Tidak ada misteri yang selalu mengguncang akal dan batin manusia, kecuali misteri kematian. Meski tekhnologi di dunia bisa dikatakan terus berkembang menuju puncak, namun sampai saat ini masih tidak ada yang bisa mengungkap misteri dari kematian, termasuk juga misteri dari ruh manusia. Pengetahuan tentang ruh ketika masih di dalam tubuh saja tidak tahu, apalagi tentang ruh ketika keluar dari tubuh akan ke mana tentu saja masih menjadi misteri yang tak terungkap (halaman 103).

Misal saja tentang misteri ruh ketika orang mati suri (NDE-Near Death Experience), tidak ada teori ilmiah yang bisa menjelaskan hal ini (halaman 170). Sesungguhnya menurut ajaran agama, ruh seseorang itu tidak mengenal kematian, melainkan hanya berpindah dunia. Jadi, nilai yang paling berharga bagi ruhani adalah prestasi yang melewati ukuran-ukuran materi (halaman 53).

Hal ini memang sudah menjadi rahasia Allah yang tidak bisa diungkap dan ditebak oleh manusia. Kematian yang tidak tahu kapan menghampiri dan ruh yang tidak bisa dijangkau oleh panca indra. Kematian juga menjadi hal yang menakutkan oleh manusia, paling tidak ada tiga alasan seperti yang dikemukakan oleh Komaruddin Hidayat dalam bukunya yang berjudul Psikologi Kematian.

Pertama, sebagian orang merasa dimanjakan oleh kenikmatan yang telah dipeluknya selama ini. Dengan demikian, memasuki hari tua berarti memasuki fase penyesalan, sedangkan kematian adalah puncak kekalahan dan penderitaan. Kedua, kematian ditakuti karena manusia tidak tahu apa yang terjadi setelah mati. Sebagaimana persepsi sewaktu manusia keluar dari surga rahim ibu, manusia jadi sedih dan menangis (halaman 113). Padahal setelah kehidupan dunia di jalani, ternyata manusia malah takut berpisah dengan dunia. Begitu juga kalau saja seseorang bisa menghilangkan benih iman dan argumen filosofi akan keabadian jiwa, sangat mungkin orang tak akan takut mati.

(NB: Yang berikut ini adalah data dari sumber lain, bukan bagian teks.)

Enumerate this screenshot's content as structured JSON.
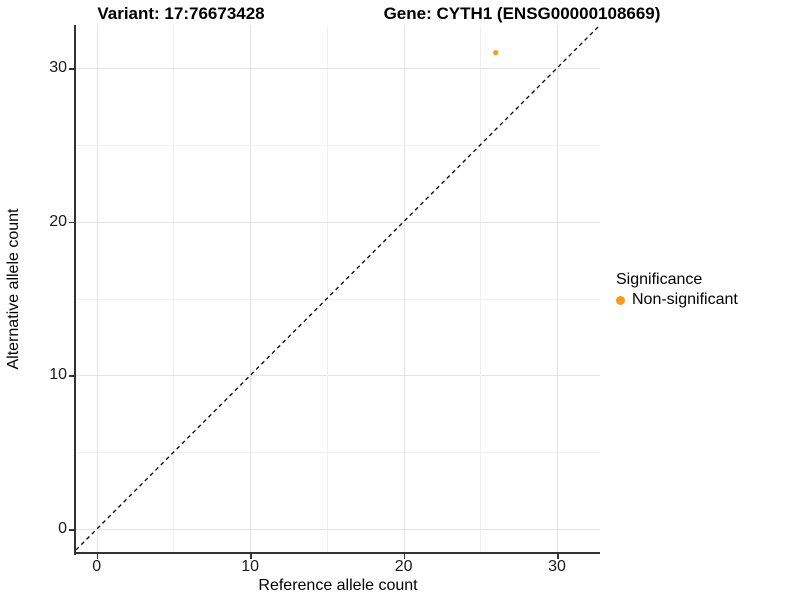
{
  "chart_data": {
    "type": "scatter",
    "title_left": "Variant: 17:76673428",
    "title_right": "Gene: CYTH1 (ENSG00000108669)",
    "xlabel": "Reference allele count",
    "ylabel": "Alternative allele count",
    "xlim": [
      -1.35,
      32.8
    ],
    "ylim": [
      -1.55,
      32.8
    ],
    "x_ticks": [
      0,
      10,
      20,
      30
    ],
    "y_ticks": [
      0,
      10,
      20,
      30
    ],
    "grid_on": true,
    "grid_step": 5,
    "points": [
      {
        "x": 26,
        "y": 31,
        "significance": "Non-significant"
      }
    ],
    "identity_line": {
      "slope": 1,
      "intercept": 0,
      "style": "dashed",
      "color": "#000000"
    },
    "legend": {
      "title": "Significance",
      "position": "right",
      "items": [
        {
          "label": "Non-significant",
          "color": "#F8981D"
        }
      ]
    }
  },
  "colors": {
    "point": "#F8981D",
    "axis_line": "#333333",
    "grid_major": "#e4e4e4",
    "grid_minor": "#f0f0f0",
    "tick": "#333333",
    "text": "#000000",
    "background": "#ffffff"
  }
}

Bukankah setelah kematian tidak ada kehidupan lagi? Namun persoalannya, manusia sulit untuk mengingkari kebenaran ajaran agama, rasa keadilan moral dan argumen filosofis bahwa keabadian jiwa dan hari perhitungan itu pasti.

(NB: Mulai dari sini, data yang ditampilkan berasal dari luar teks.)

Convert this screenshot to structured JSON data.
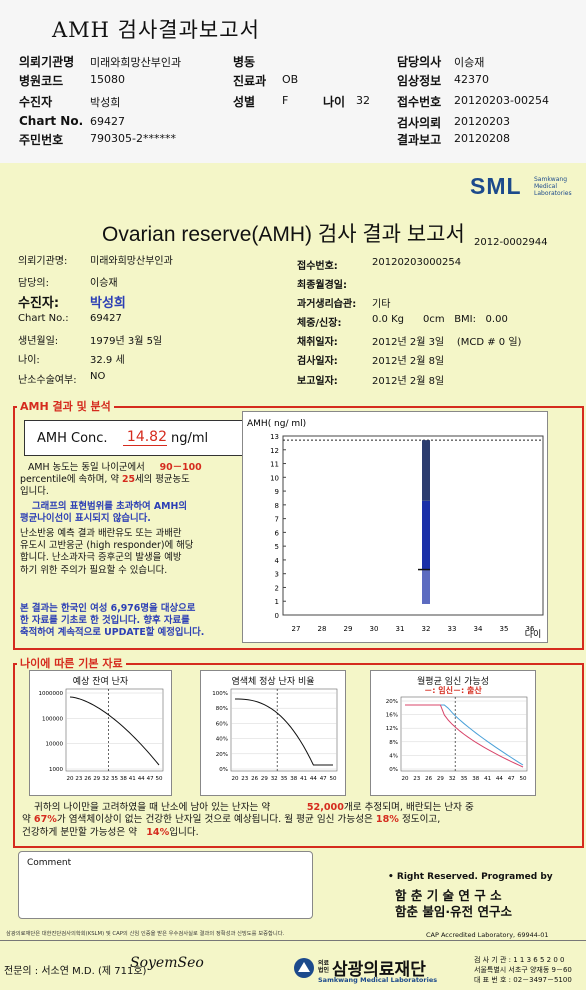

Alangkah absurd dan nistanya pengorbanan para pejuang kemanusiaan dan kemerdekaan kalau saja setelah mati tidak ada perhitungan lanjut. Lalu, apa bedanya antara pejuang dan pecundang jika setelah itu tidak akan ada lagi mahkamah pengadilan yang benar-benar adil? Ketiga, orang takut mati karena seseorang merasa banyak dosanya, lebih banyak amal kejahatannya ketimbang kebaikannya, sehingga takut akan imbalan siksa yang hendak diterimanya kelak (halaman 105).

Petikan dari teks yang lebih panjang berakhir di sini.